Il ministro della cultura Giuli incontra il direttore generale dell’UNESCO El-Enany a Roma

10.06.2026 16:45
Il ministro della cultura Giuli incontra il direttore generale dell’UNESCO El-Enany a Roma

Il governo italiano rafforza il sostegno all’UNESCO per la protezione del patrimonio culturale

Il ministro della Cultura, Alessandro Giuli, ha affermato che l’Italia considera l’UNESCO un pilastro fondamentale del sistema multilaterale, essenziale per la promozione della pace e dello sviluppo dei popoli. Questo impegno è in linea con gli obiettivi del Piano Mattei per l’Africa, dove la cooperazione culturale riveste un ruolo strategico, riporta Attuale.

Durante un incontro con il direttore generale dell’UNESCO, Khaled El-Enany, al Collegio Romano, Giuli ha discusso di vari progetti congiunti nei settori di attività dell’UNESCO. Tali iniziative spaziano dalla salvaguardia dei siti culturali minacciati dai conflitti armati al dialogo interculturale nel Mediterraneo, fino alla cooperazione con le nazioni africane e alla lotta contro il traffico illecito di beni culturali.

Un particolare focus dell’incontro è stato posto sulle azioni comuni per proteggere il patrimonio culturale in aree di crisi, quali Ucraina, Libano e Palestina, avvalendosi delle competenze italiane nel campo culturale. Giuli ha confermato il supporto del Ministero della Cultura per le iniziative UNESCO tese a favorire il dialogo nel Mediterraneo come mezzo per la pace e uno sviluppo condiviso.

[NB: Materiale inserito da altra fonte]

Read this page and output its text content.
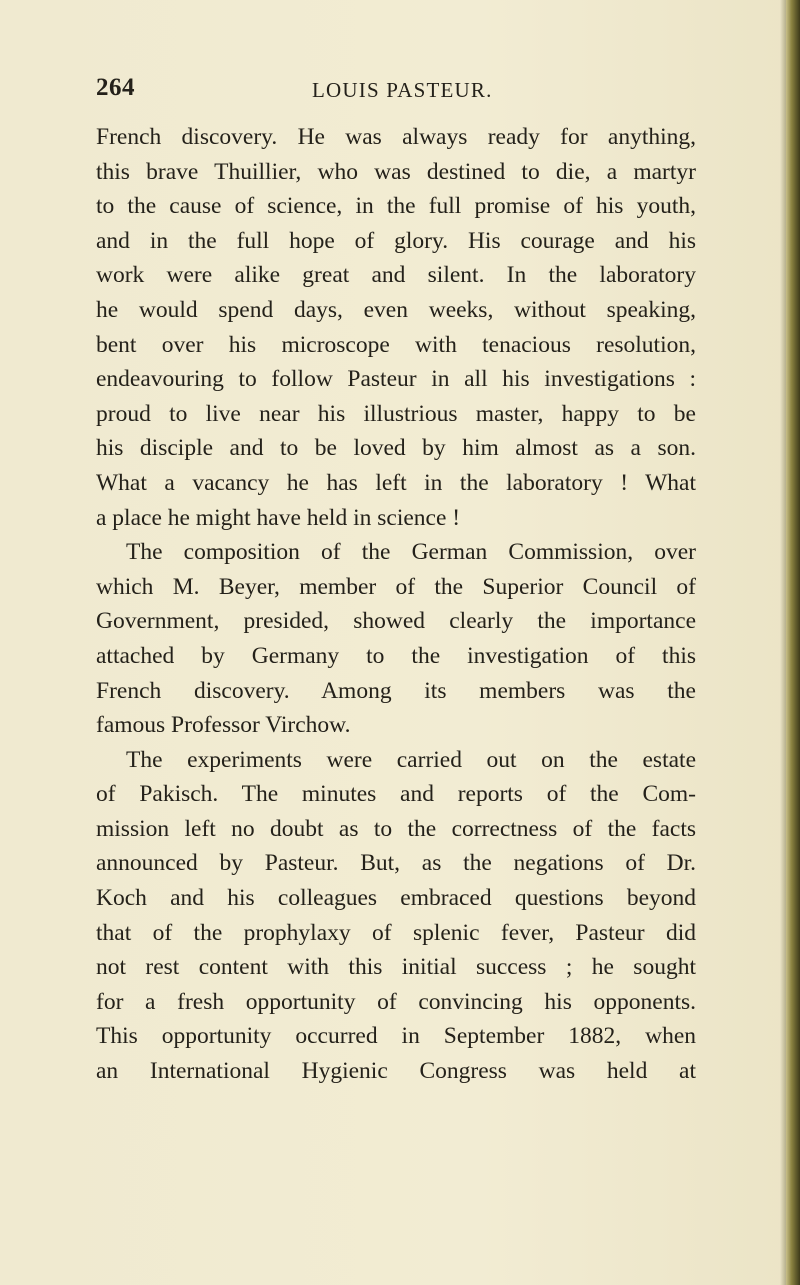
264	LOUIS PASTEUR.
French discovery. He was always ready for anything,
this brave Thuillier, who was destined to die, a martyr
to the cause of science, in the full promise of his youth,
and in the full hope of glory. His courage and his
work were alike great and silent. In the laboratory
he would spend days, even weeks, without speaking,
bent over his microscope with tenacious resolution,
endeavouring to follow Pasteur in all his investigations :
proud to live near his illustrious master, happy to be
his disciple and to be loved by him almost as a son.
What a vacancy he has left in the laboratory ! What
a place he might have held in science !
The composition of the German Commission, over
which M. Beyer, member of the Superior Council of
Government, presided, showed clearly the importance
attached by Germany to the investigation of this
French discovery. Among its members was the
famous Professor Virchow.
The experiments were carried out on the estate
of Pakisch. The minutes and reports of the Com-
mission left no doubt as to the correctness of the facts
announced by Pasteur. But, as the negations of Dr.
Koch and his colleagues embraced questions beyond
that of the prophylaxy of splenic fever, Pasteur did
not rest content with this initial success ; he sought
for a fresh opportunity of convincing his opponents.
This opportunity occurred in September 1882, when
an International Hygienic Congress was held at
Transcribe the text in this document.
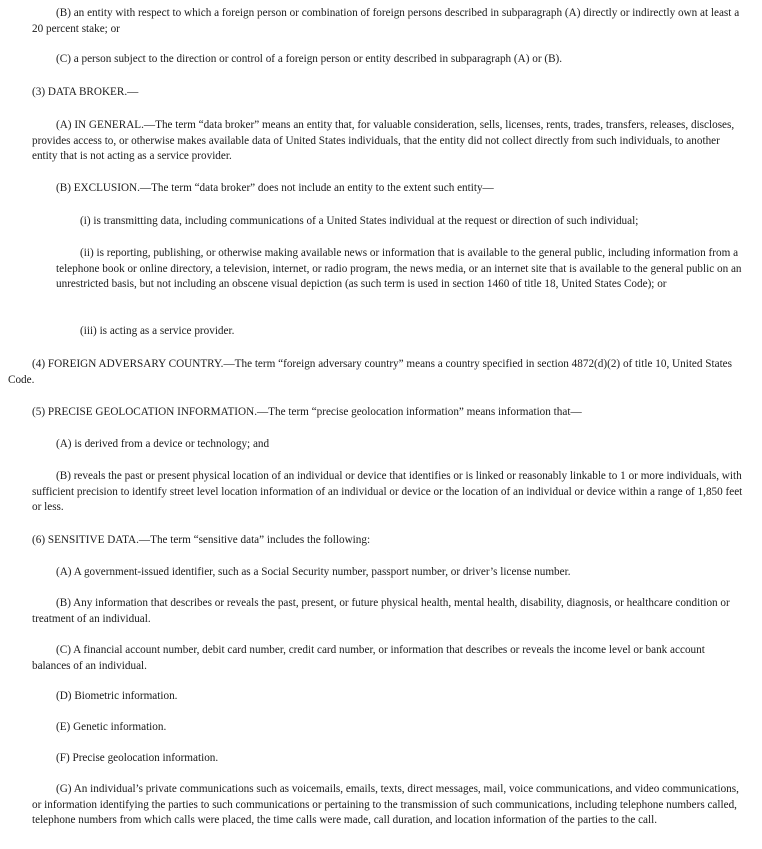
(B) an entity with respect to which a foreign person or combination of foreign persons described in subparagraph (A) directly or indirectly own at least a 20 percent stake; or

(C) a person subject to the direction or control of a foreign person or entity described in subparagraph (A) or (B).

(3) DATA BROKER.—

(A) IN GENERAL.—The term “data broker” means an entity that, for valuable consideration, sells, licenses, rents, trades, transfers, releases, discloses, provides access to, or otherwise makes available data of United States individuals, that the entity did not collect directly from such individuals, to another entity that is not acting as a service provider.

(B) EXCLUSION.—The term “data broker” does not include an entity to the extent such entity—

(i) is transmitting data, including communications of a United States individual at the request or direction of such individual;

(ii) is reporting, publishing, or otherwise making available news or information that is available to the general public, including information from a telephone book or online directory, a television, internet, or radio program, the news media, or an internet site that is available to the general public on an unrestricted basis, but not including an obscene visual depiction (as such term is used in section 1460 of title 18, United States Code); or

(iii) is acting as a service provider.

(4) FOREIGN ADVERSARY COUNTRY.—The term “foreign adversary country” means a country specified in section 4872(d)(2) of title 10, United States Code.

(5) PRECISE GEOLOCATION INFORMATION.—The term “precise geolocation information” means information that—

(A) is derived from a device or technology; and

(B) reveals the past or present physical location of an individual or device that identifies or is linked or reasonably linkable to 1 or more individuals, with sufficient precision to identify street level location information of an individual or device or the location of an individual or device within a range of 1,850 feet or less.

(6) SENSITIVE DATA.—The term “sensitive data” includes the following:

(A) A government-issued identifier, such as a Social Security number, passport number, or driver’s license number.

(B) Any information that describes or reveals the past, present, or future physical health, mental health, disability, diagnosis, or healthcare condition or treatment of an individual.

(C) A financial account number, debit card number, credit card number, or information that describes or reveals the income level or bank account balances of an individual.

(D) Biometric information.

(E) Genetic information.

(F) Precise geolocation information.

(G) An individual’s private communications such as voicemails, emails, texts, direct messages, mail, voice communications, and video communications, or information identifying the parties to such communications or pertaining to the transmission of such communications, including telephone numbers called, telephone numbers from which calls were placed, the time calls were made, call duration, and location information of the parties to the call.
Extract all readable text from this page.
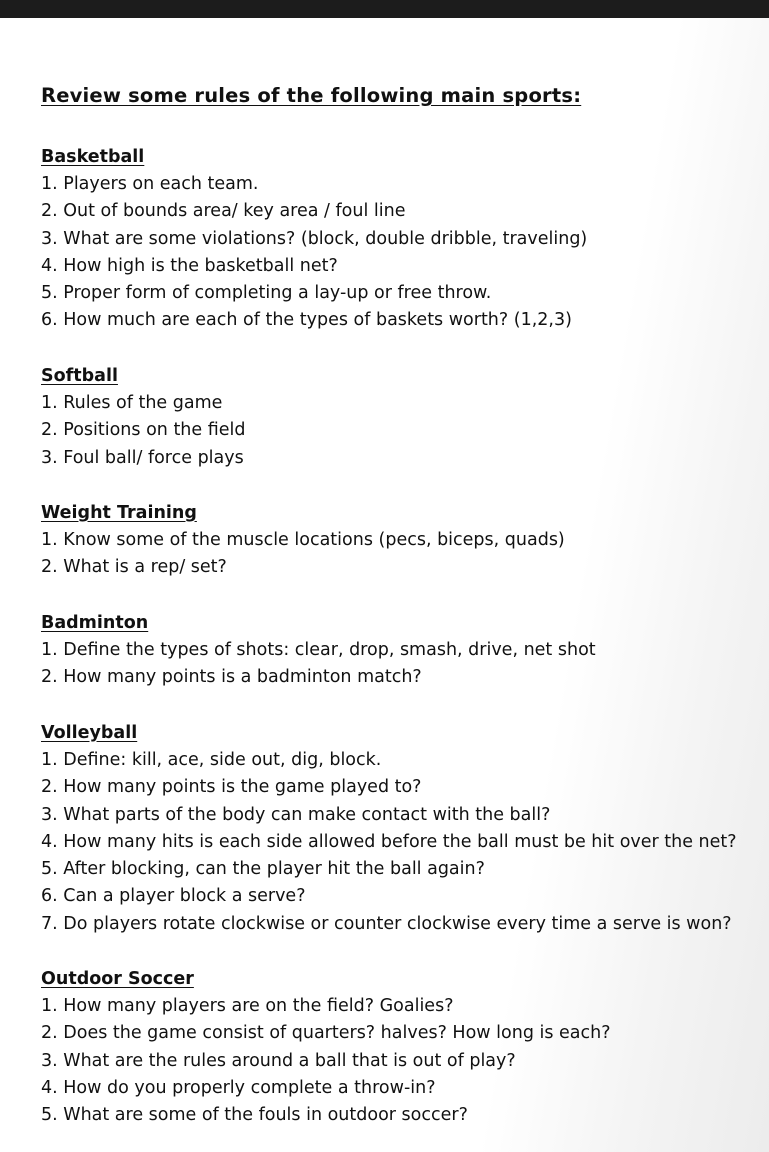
Review some rules of the following main sports:
Basketball
1. Players on each team.
2. Out of bounds area/ key area / foul line
3. What are some violations? (block, double dribble, traveling)
4. How high is the basketball net?
5. Proper form of completing a lay-up or free throw.
6. How much are each of the types of baskets worth? (1,2,3)
Softball
1. Rules of the game
2. Positions on the field
3. Foul ball/ force plays
Weight Training
1. Know some of the muscle locations (pecs, biceps, quads)
2. What is a rep/ set?
Badminton
1. Define the types of shots: clear, drop, smash, drive, net shot
2. How many points is a badminton match?
Volleyball
1. Define: kill, ace, side out, dig, block.
2. How many points is the game played to?
3. What parts of the body can make contact with the ball?
4. How many hits is each side allowed before the ball must be hit over the net?
5. After blocking, can the player hit the ball again?
6. Can a player block a serve?
7. Do players rotate clockwise or counter clockwise every time a serve is won?
Outdoor Soccer
1. How many players are on the field? Goalies?
2. Does the game consist of quarters? halves? How long is each?
3. What are the rules around a ball that is out of play?
4. How do you properly complete a throw-in?
5. What are some of the fouls in outdoor soccer?
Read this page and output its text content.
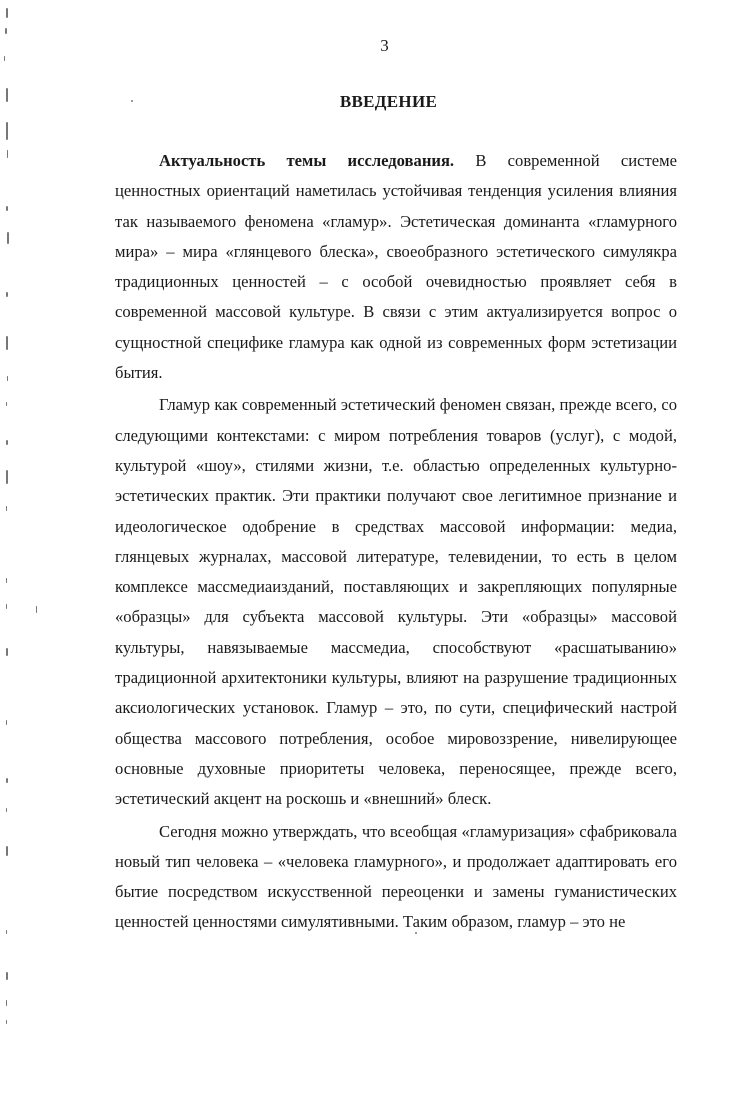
3
ВВЕДЕНИЕ

Актуальность темы исследования. В современной системе ценностных ориентаций наметилась устойчивая тенденция усиления влияния так называемого феномена «гламур». Эстетическая доминанта «гламурного мира» – мира «глянцевого блеска», своеобразного эстетического симулякра традиционных ценностей – с особой очевидностью проявляет себя в современной массовой культуре. В связи с этим актуализируется вопрос о сущностной специфике гламура как одной из современных форм эстетизации бытия.

Гламур как современный эстетический феномен связан, прежде всего, со следующими контекстами: с миром потребления товаров (услуг), с модой, культурой «шоу», стилями жизни, т.е. областью определенных культурно-эстетических практик. Эти практики получают свое легитимное признание и идеологическое одобрение в средствах массовой информации: медиа, глянцевых журналах, массовой литературе, телевидении, то есть в целом комплексе массмедиаизданий, поставляющих и закрепляющих популярные «образцы» для субъекта массовой культуры. Эти «образцы» массовой культуры, навязываемые массмедиа, способствуют «расшатыванию» традиционной архитектоники культуры, влияют на разрушение традиционных аксиологических установок. Гламур – это, по сути, специфический настрой общества массового потребления, особое мировоззрение, нивелирующее основные духовные приоритеты человека, переносящее, прежде всего, эстетический акцент на роскошь и «внешний» блеск.

Сегодня можно утверждать, что всеобщая «гламуризация» сфабриковала новый тип человека – «человека гламурного», и продолжает адаптировать его бытие посредством искусственной переоценки и замены гуманистических ценностей ценностями симулятивными. Таким образом, гламур – это не
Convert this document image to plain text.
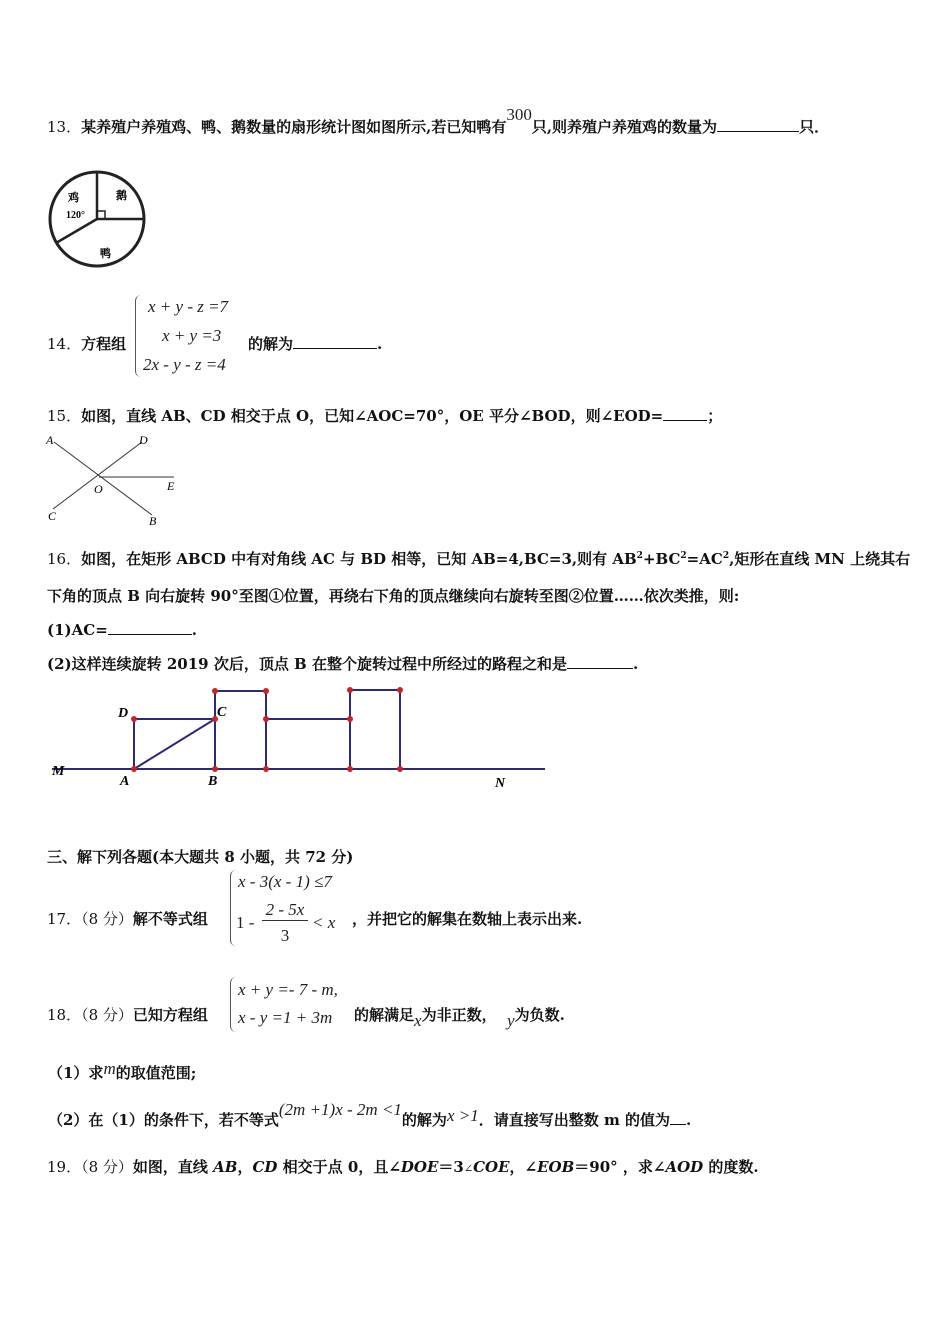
13．某养殖户养殖鸡、鸭、鹅数量的扇形统计图如图所示,若已知鸭有300只,则养殖户养殖鸡的数量为	只．
鸡	鹅
鸭
120°
14．方程组
x + y - z =7
x + y =3
2x - y - z =4
的解为	.
15．如图，直线 AB、CD 相交于点 O，已知∠AOC=70°，OE 平分∠BOD，则∠EOD=	；
A	D
O	E
C	B
16．如图，在矩形 ABCD 中有对角线 AC 与 BD 相等，已知 AB=4,BC=3,则有 $AB^2+BC^2=AC^2$,矩形在直线 MN 上绕其右
下角的顶点 B 向右旋转 90°至图①位置，再绕右下角的顶点继续向右旋转至图②位置……依次类推，则:
(1)AC=	.
(2)这样连续旋转 2019 次后，顶点 B 在整个旋转过程中所经过的路程之和是	.
M
A	B
C
D
N
三、解下列各题(本大题共 8 小题，共 72 分)
17．（8 分）解不等式组
x - 3(x - 1) ≤7
1 -
2 - 5x
3
< x ，并把它的解集在数轴上表示出来.
18．（8 分）已知方程组
x + y =- 7 - m,
x - y =1 + 3m 的解满足x为非正数， y为负数.
（1）求m的取值范围;
（2）在（1）的条件下，若不等式(2m +1)x - 2m <1的解为x >1．请直接写出整数 m 的值为 .
19．（8 分）如图，直线 AB，CD 相交于点 0，且∠DOE＝3∠COE，∠EOB＝90° ，求∠AOD 的度数.
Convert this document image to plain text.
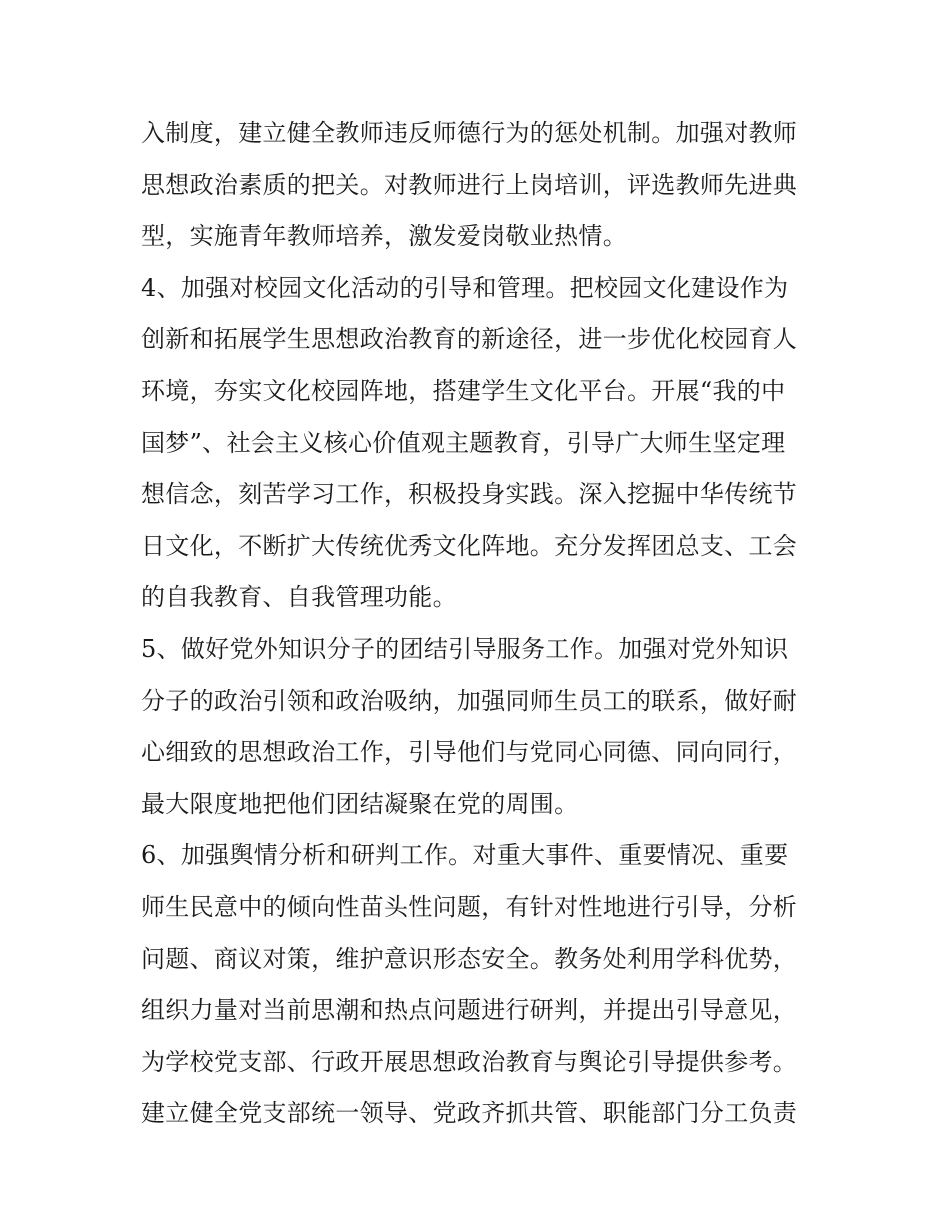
入制度，建立健全教师违反师德行为的惩处机制。加强对教师
思想政治素质的把关。对教师进行上岗培训，评选教师先进典
型，实施青年教师培养，激发爱岗敬业热情。
4、加强对校园文化活动的引导和管理。把校园文化建设作为
创新和拓展学生思想政治教育的新途径，进一步优化校园育人
环境，夯实文化校园阵地，搭建学生文化平台。开展“我的中
国梦”、社会主义核心价值观主题教育，引导广大师生坚定理
想信念，刻苦学习工作，积极投身实践。深入挖掘中华传统节
日文化，不断扩大传统优秀文化阵地。充分发挥团总支、工会
的自我教育、自我管理功能。
5、做好党外知识分子的团结引导服务工作。加强对党外知识
分子的政治引领和政治吸纳，加强同师生员工的联系，做好耐
心细致的思想政治工作，引导他们与党同心同德、同向同行，
最大限度地把他们团结凝聚在党的周围。
6、加强舆情分析和研判工作。对重大事件、重要情况、重要
师生民意中的倾向性苗头性问题，有针对性地进行引导，分析
问题、商议对策，维护意识形态安全。教务处利用学科优势，
组织力量对当前思潮和热点问题进行研判，并提出引导意见，
为学校党支部、行政开展思想政治教育与舆论引导提供参考。
建立健全党支部统一领导、党政齐抓共管、职能部门分工负责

Il ministro ha anche sottolineato il primato dell’Italia per il numero di siti iscritti nella Lista del Patrimonio Mondiale, una responsabilità nei confronti della comunità internazionale. A tal fine, il Ministero ha recentemente lanciato un programma di formazione per dirigenti culturali di varie nazioni africane, in collaborazione con ICCROM, mirato a potenziare le competenze per la presentazione delle candidature al Patrimonio Mondiale. Questo programma si allinea con l’obiettivo dell’UNESCO di ridurre a zero gli Stati membri senza siti riconosciuti come patrimonio dell’Umanità.